= Roy Piovesana =

Canadian teacher and historian (1942–2020)

Prof: Roy Piovesana and Pres. Tony Buttazoni: Alpini Choir

Roy Piovesana (born 1942 in Fort William (Thunder Bay), Ontario; died Jan. 20, 2020), was a Canadian teacher and historian. He is one of three children born to Enrico Piovesana (1900–1987) and Christina Brescia (1913–1990). His father emigrated from Pasiano Pordenone (near Udine) in 1924 and his mother was a second-generation Italian Canadian born in Fort William.

Roy Piovesana grew up in Fort William's East End attending St. Peter's Roman Catholic School, an institution that was truly multicultural. He also attended Fort William Collegiate Institute graduating in 1961.

In 1965, Piovesana graduated from Lakehead University with an Honours Bachelor of Arts (History).

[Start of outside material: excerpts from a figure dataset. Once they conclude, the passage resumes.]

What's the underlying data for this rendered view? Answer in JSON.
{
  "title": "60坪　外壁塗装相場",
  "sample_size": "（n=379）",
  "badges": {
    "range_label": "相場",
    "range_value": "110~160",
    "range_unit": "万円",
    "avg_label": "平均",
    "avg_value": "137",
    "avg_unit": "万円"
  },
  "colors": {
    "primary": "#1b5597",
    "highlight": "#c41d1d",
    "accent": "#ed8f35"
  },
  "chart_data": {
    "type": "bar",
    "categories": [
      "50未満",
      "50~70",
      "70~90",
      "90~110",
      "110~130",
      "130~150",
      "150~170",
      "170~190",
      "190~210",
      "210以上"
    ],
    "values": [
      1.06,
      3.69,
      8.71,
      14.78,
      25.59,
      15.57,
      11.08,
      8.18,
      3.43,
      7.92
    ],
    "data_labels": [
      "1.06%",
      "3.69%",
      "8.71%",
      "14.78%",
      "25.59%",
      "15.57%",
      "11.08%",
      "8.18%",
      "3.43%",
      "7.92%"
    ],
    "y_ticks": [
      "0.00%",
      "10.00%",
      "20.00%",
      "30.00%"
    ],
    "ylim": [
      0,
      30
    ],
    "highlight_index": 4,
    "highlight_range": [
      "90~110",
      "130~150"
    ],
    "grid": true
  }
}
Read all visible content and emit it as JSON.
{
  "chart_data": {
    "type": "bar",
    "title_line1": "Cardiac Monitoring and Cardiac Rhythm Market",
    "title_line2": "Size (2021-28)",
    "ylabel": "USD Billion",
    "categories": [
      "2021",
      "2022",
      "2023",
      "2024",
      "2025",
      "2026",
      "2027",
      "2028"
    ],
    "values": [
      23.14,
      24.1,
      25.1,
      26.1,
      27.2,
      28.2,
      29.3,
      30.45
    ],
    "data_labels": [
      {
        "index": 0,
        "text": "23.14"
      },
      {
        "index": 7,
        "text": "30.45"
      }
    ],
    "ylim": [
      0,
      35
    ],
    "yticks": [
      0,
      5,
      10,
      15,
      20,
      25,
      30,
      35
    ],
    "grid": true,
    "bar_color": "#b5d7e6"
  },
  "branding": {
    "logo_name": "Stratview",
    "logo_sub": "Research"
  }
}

Five years later he received his M.A. (History) from Lakehead University. In 1965, he began his teaching career at Westgate Collegiate Institute and then moved to Hammarskjold High School as a teacher and head of history in 1984. Piovesana was a Sessional Lecturer at the Faculty of Education, Lakehead University in 1992 and 1993. He retired from teaching in June 1998.

In 2000, he was appointed archivist/historian for the Roman Catholic Diocese of Thunder Bay by The Most Rev. Frederick J. Colli, Bishop of Thunder Bay.

He was a president of the Thunder Bay Historical Museum Society and the Thunder Bay Art Gallery and served as a trustee with the Canadian Museum of Nature from 1996 to 2007.

In addition, Piovesana has become a well-known historian with numerous publications to his credit including R. J. Manion: Member of Parliament for Fort William, 1917-1935 (1990), and Hope and Charity: An Illustrated History of the Roman Catholic Diocese of Thunder Bay (2002). He co-authored Paper and People: An Illustrated History of Great Lakes Paper and Its Successors, 1919-1999 with Beth Boegh, and St. Dominic Parish: A History, 1912-1987 with his wife Diane.

In 1999, he was awarded a Citizen of Exceptional Achievement Award (Culture) by the city of Thunder Bay, Ontario. In 2003, he was made an Honorary Life Member of The Thunder Bay Historical Society. That same year, he was a finalist for the prize for arts and heritage: Chronicle-Journal City of Thunder Bay.